Now add the basil, artichoke hearts, olives and feta cheese to the skillet. Saute 1 minute then stir in the cream. Strain the pasta and transfer to a large pasta bowl. Add the chicken saute to the pasta and toss. Season with oregano, salt and pepper before serving.

This was absolutely delicious (the picture doesn't do it justice). It came together quickly and easily, and was a wonderful weeknight dinner. It's a really good recipe!

Tuesday, March 31, 2009

Sauteed Chicken with Baby Bella Mushrooms in Wine Sauce Served over Garlic Spinach

This was one of the best dinners I've ever had and you can bet
I'll make this again. It's a keeper.

  • 1/3 cup plus 1 T. all-purpose flour, divided
  • 1/4 tsp. salt
  • 1/2 tsp. freshly ground black pepper
  • 1 T. Tone's Garlic & Herb Seasoning (available at Sam's Club or substitute 1/2 T. garlic powder and 1/2 T. dried oregano)
  • 3 skinless, boneless chicken breasts, sliced lengthwise in half (they're much easier to slice if they're partially frozen)
  • 1 T. vegetable oil
  • 3 T. butter, divided
  • 1 (16 oz.) container sliced baby bella mushrooms
  • 1 medium onion, chopped
  • 3 cloves garlic, minced
  • 1 (10 oz.) bag fresh baby spinach
  • 1 cup chicken broth
  • 1 cup white wine
  • Squeeze of fresh lemon juice
Put 1/3 cup flour on a dinner plate. Add the salt, pepper, and Garlic & Herb Seasoning. Stir to mix with a fork. Dredge the chicken in the flour mixture.

Heat a deep, 12-inch chef's saute pan over medium-high heat. Add the vegetable oil and 1 T. of the butter. When the mixture bubbles, add the chicken and saute on both sides until nicely browned. Remove to a plate and set aside.

Add 1 T. butter to the pan. When it sizzles, add the mushrooms, let them brown on one side, then turn them over and let them brown on the second side. Remove and set aside on the same plate with the chicken.

If necessary, add just a little bit more butter to the pan.
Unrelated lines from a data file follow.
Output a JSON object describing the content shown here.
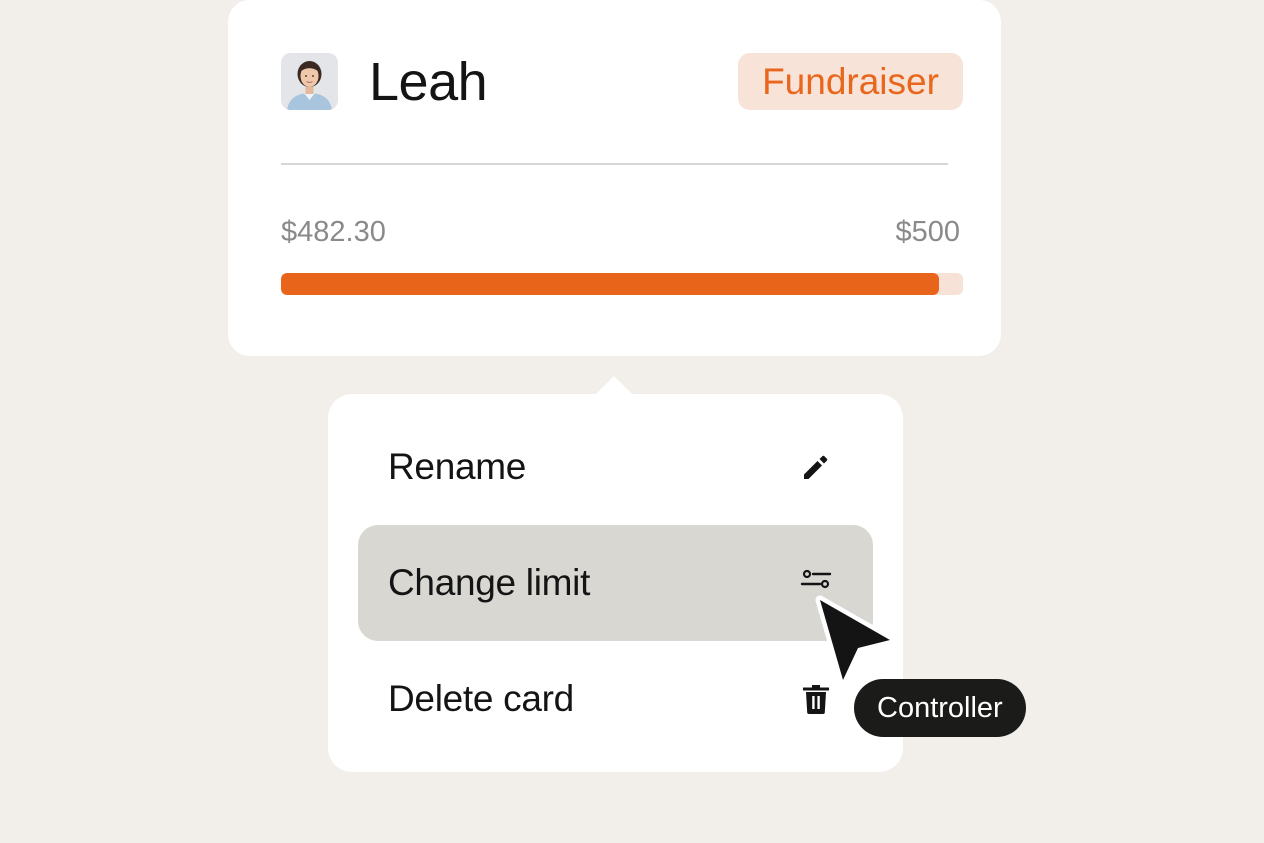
{
  "card": {
    "name": "Leah",
    "badge": "Fundraiser",
    "amount_current": "$482.30",
    "amount_limit": "$500",
    "progress_fraction": 0.9646,
    "avatar_icon": "person-photo-icon"
  },
  "menu": {
    "items": [
      {
        "label": "Rename",
        "icon": "pencil-icon",
        "active": false
      },
      {
        "label": "Change limit",
        "icon": "sliders-icon",
        "active": true
      },
      {
        "label": "Delete card",
        "icon": "trash-icon",
        "active": false
      }
    ]
  },
  "cursor": {
    "icon": "mouse-pointer-icon",
    "tooltip": "Controller"
  },
  "colors": {
    "background": "#f2efea",
    "accent_orange": "#e8641b",
    "badge_bg": "#f8e3d8",
    "progress_track": "#f7e2d8",
    "active_item_bg": "#d9d7d2",
    "tooltip_bg": "#1b1b19"
  }
}
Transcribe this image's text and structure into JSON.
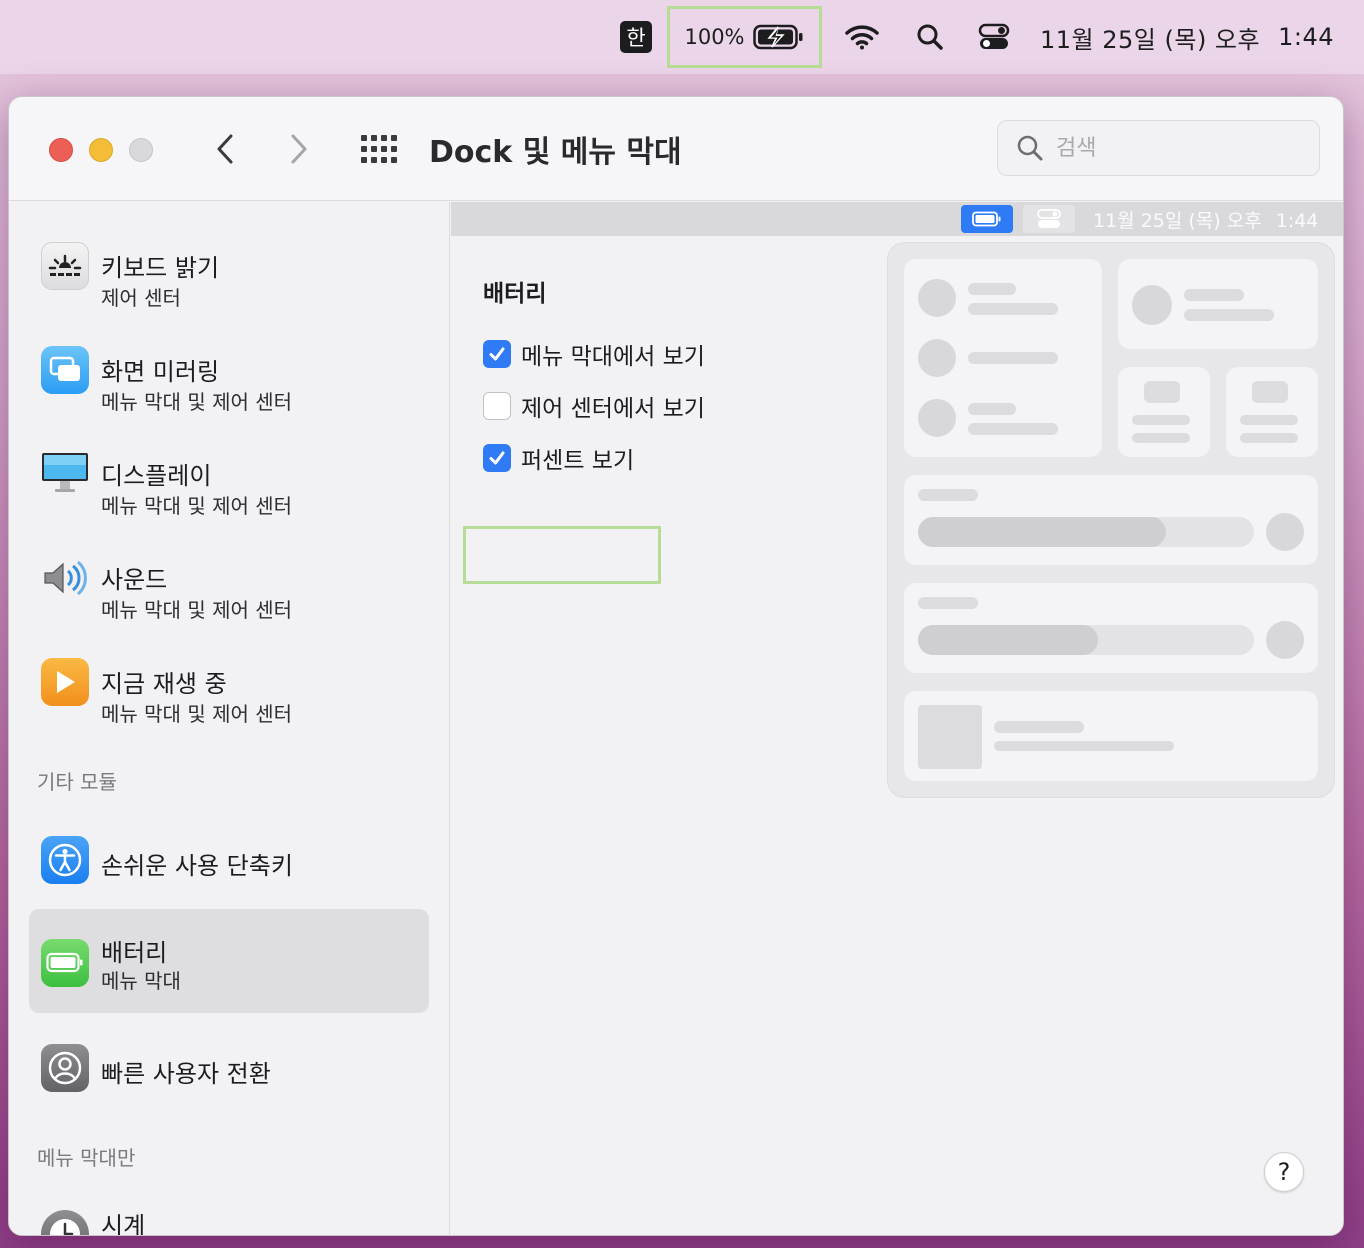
{
  "menubar": {
    "input_method": "한",
    "battery_percent": "100%",
    "date": "11월 25일 (목) 오후",
    "time": "1:44",
    "icons": [
      "battery-charging-icon",
      "wifi-icon",
      "search-icon",
      "control-center-icon"
    ]
  },
  "window": {
    "title": "Dock 및 메뉴 막대",
    "search_placeholder": "검색"
  },
  "sidebar": {
    "items": [
      {
        "title": "키보드 밝기",
        "subtitle": "제어 센터",
        "icon": "keyboard-brightness-icon"
      },
      {
        "title": "화면 미러링",
        "subtitle": "메뉴 막대 및 제어 센터",
        "icon": "screen-mirroring-icon"
      },
      {
        "title": "디스플레이",
        "subtitle": "메뉴 막대 및 제어 센터",
        "icon": "display-icon"
      },
      {
        "title": "사운드",
        "subtitle": "메뉴 막대 및 제어 센터",
        "icon": "sound-icon"
      },
      {
        "title": "지금 재생 중",
        "subtitle": "메뉴 막대 및 제어 센터",
        "icon": "now-playing-icon"
      }
    ],
    "section_other": "기타 모듈",
    "other_items": [
      {
        "title": "손쉬운 사용 단축키",
        "icon": "accessibility-icon"
      },
      {
        "title": "배터리",
        "subtitle": "메뉴 막대",
        "icon": "battery-icon",
        "selected": true
      },
      {
        "title": "빠른 사용자 전환",
        "icon": "user-switch-icon"
      }
    ],
    "section_menubar_only": "메뉴 막대만",
    "menubar_only_items": [
      {
        "title": "시계",
        "icon": "clock-icon"
      }
    ]
  },
  "content": {
    "preview": {
      "date": "11월 25일 (목) 오후",
      "time": "1:44"
    },
    "heading": "배터리",
    "options": [
      {
        "label": "메뉴 막대에서 보기",
        "checked": true
      },
      {
        "label": "제어 센터에서 보기",
        "checked": false
      },
      {
        "label": "퍼센트 보기",
        "checked": true
      }
    ],
    "help_label": "?"
  },
  "colors": {
    "accent": "#2f7bf5",
    "highlight": "#b7dc95",
    "battery_green": "#5ac85a"
  }
}
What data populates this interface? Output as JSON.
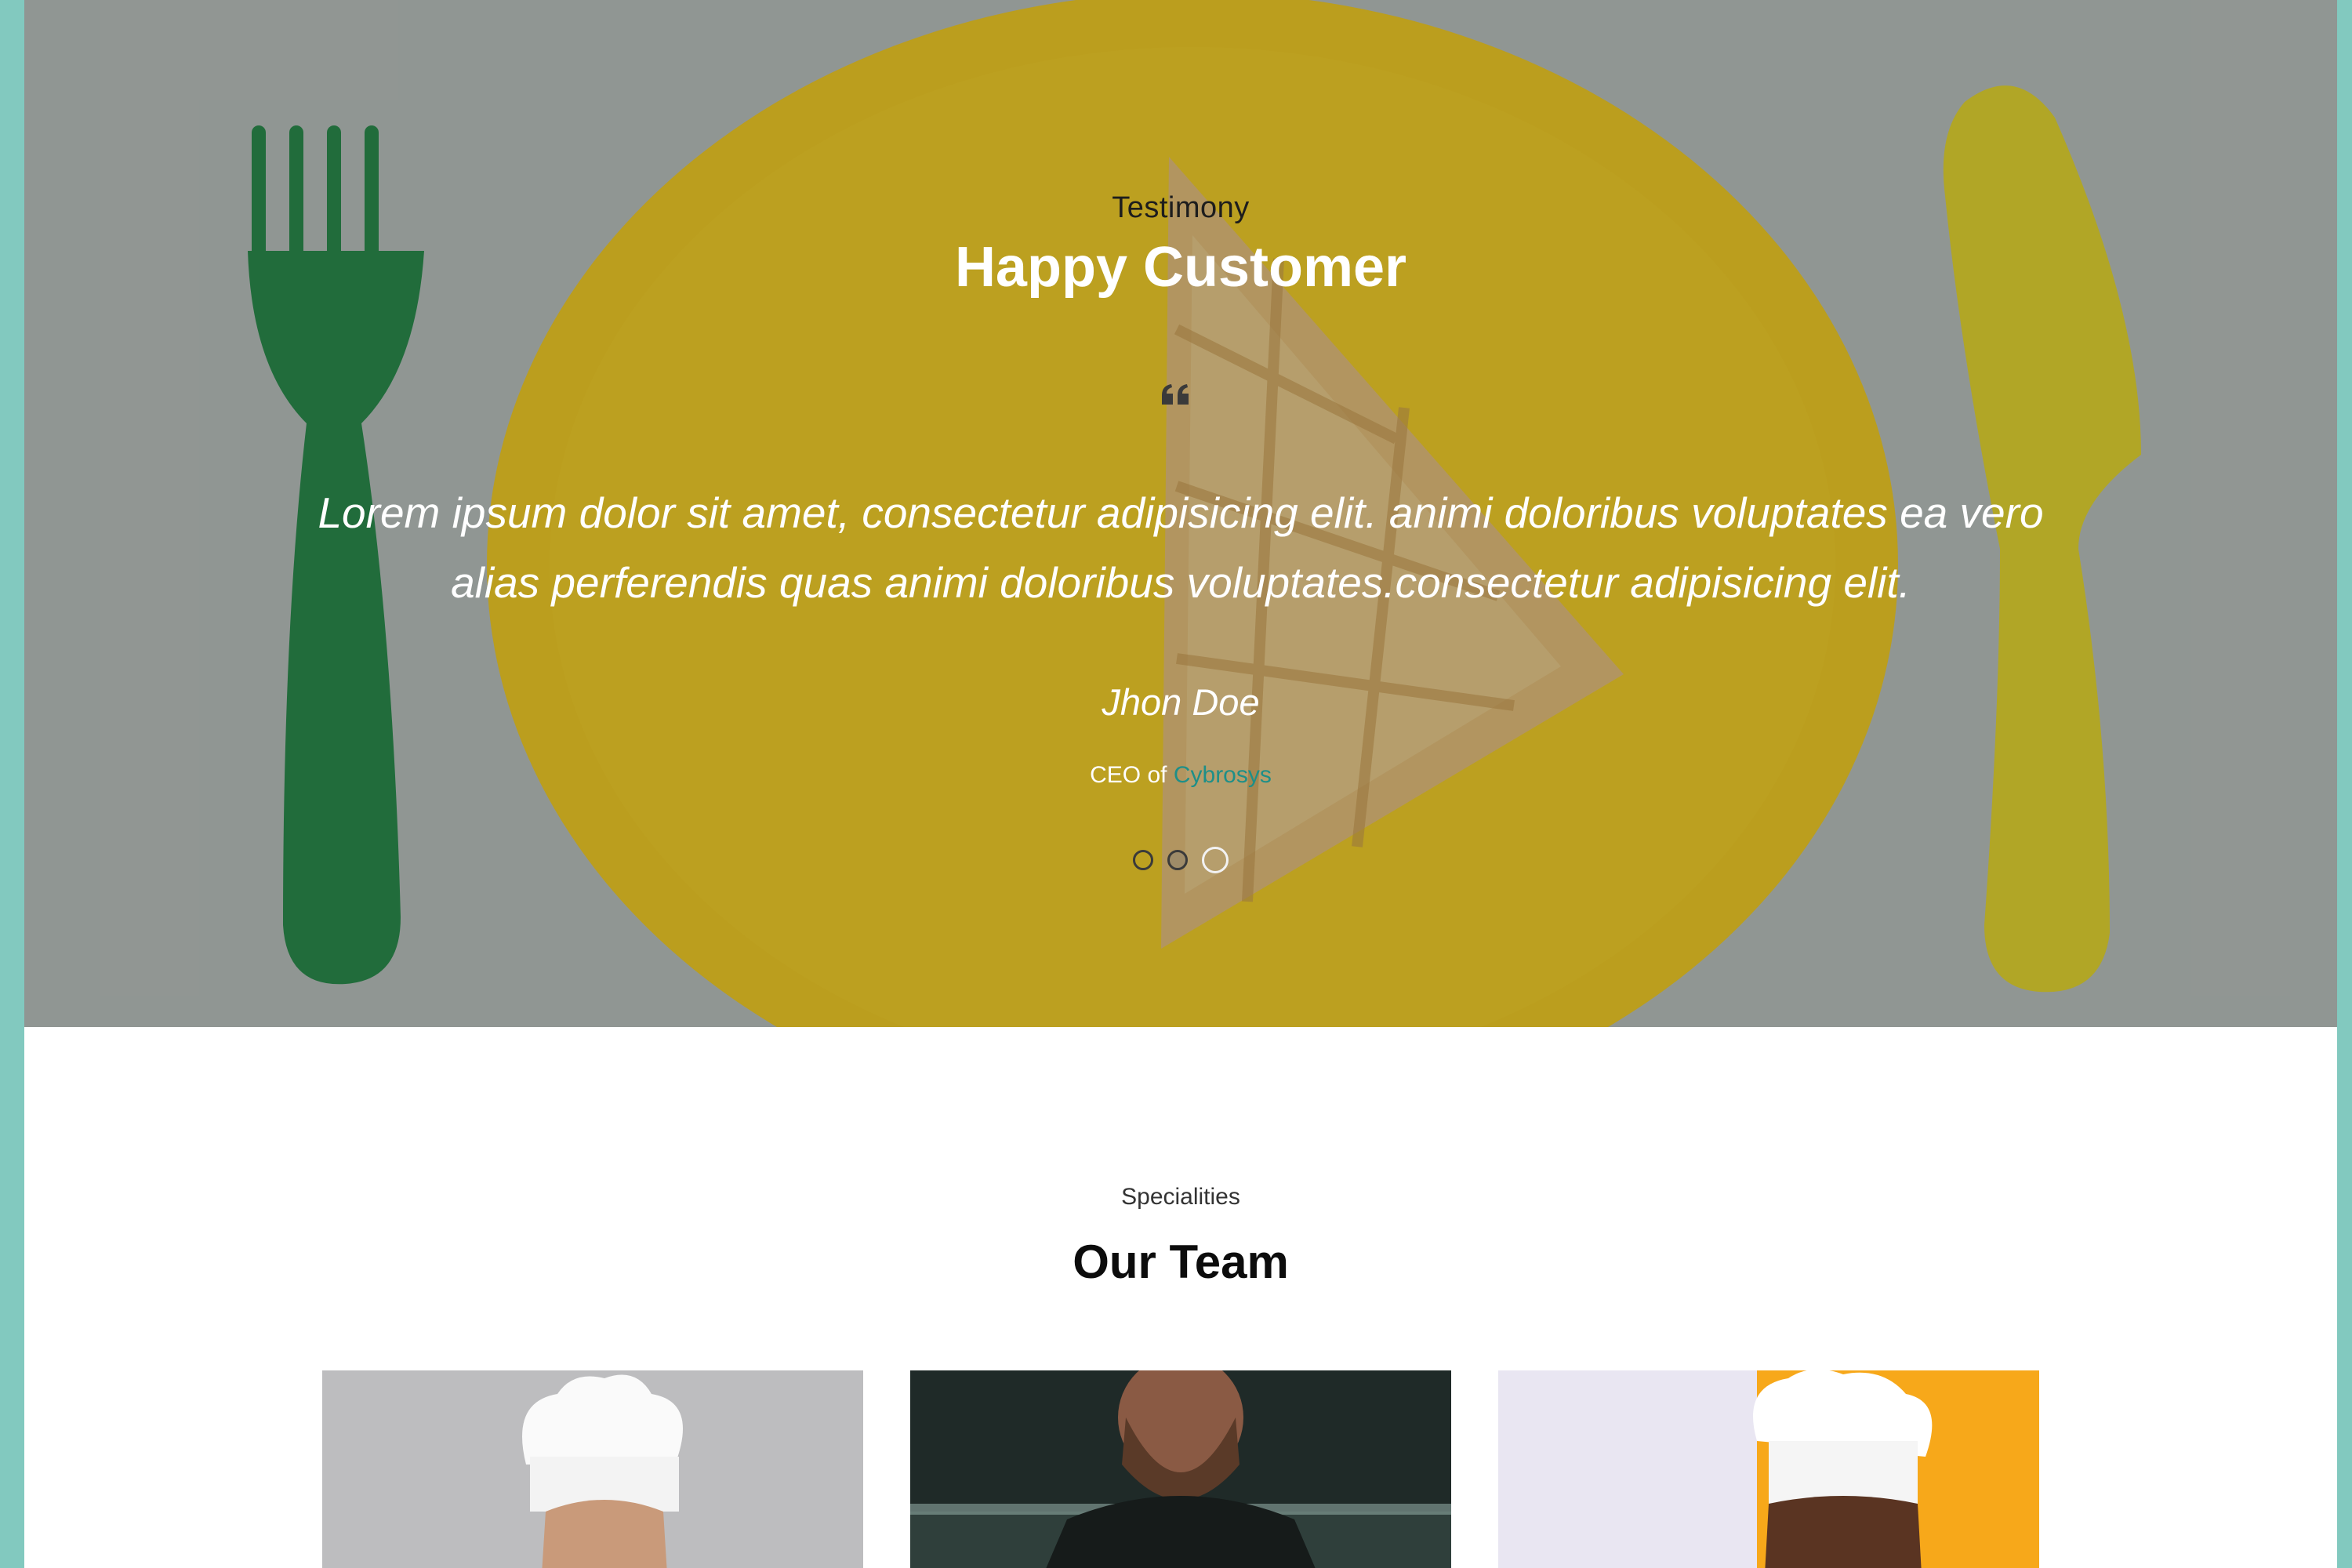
{
  "testimony": {
    "eyebrow": "Testimony",
    "title": "Happy Customer",
    "quote": "Lorem ipsum dolor sit amet, consectetur adipisicing elit. animi doloribus voluptates ea vero alias perferendis quas animi doloribus voluptates.consectetur adipisicing elit.",
    "author": "Jhon Doe",
    "role_prefix": "CEO of",
    "company": "Cybrosys",
    "slides": [
      {
        "label": "slide-1",
        "active": false
      },
      {
        "label": "slide-2",
        "active": false
      },
      {
        "label": "slide-3",
        "active": true
      }
    ],
    "quote_icon": "quote-left-icon"
  },
  "team": {
    "eyebrow": "Specialities",
    "title": "Our Team",
    "members": [
      {
        "photo": "chef-white-hat-photo"
      },
      {
        "photo": "bearded-chef-photo"
      },
      {
        "photo": "chef-orange-background-photo"
      }
    ]
  },
  "colors": {
    "accent": "#82c9bf",
    "link": "#1e8f88",
    "plate_yellow": "#f2c31a",
    "fork_green": "#1d7a3f"
  }
}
Add the onion and saute for 5 minutes, or until limp and just starting to brown.

Add the garlic and saute for one minute with the onions.

Add the spinach, stirring to mix it with the onions and garlic, and let it cook down. Remove to a separate plate and set aside. Cover with aluminum foil to keep warm.

Add the remaining 1 T. butter to the pan. When it bubbles, add the remaining 1 T. flour and stir constantly for about 30 seconds to make a roux. Stir in the chicken broth and the wine. Let cook for 2 to 3 minutes or until the sauce thickens.

Add a squeeze of lemon juice and stir to mix. Return the chicken
and mushrooms, with any accumulated juices, to the pan and heat through.

Serve the chicken and mushrooms over a bed of spinach. (If the spinach has gone cold, just zap it in the microwave for about a minute.) Drizzle the wine sauce over.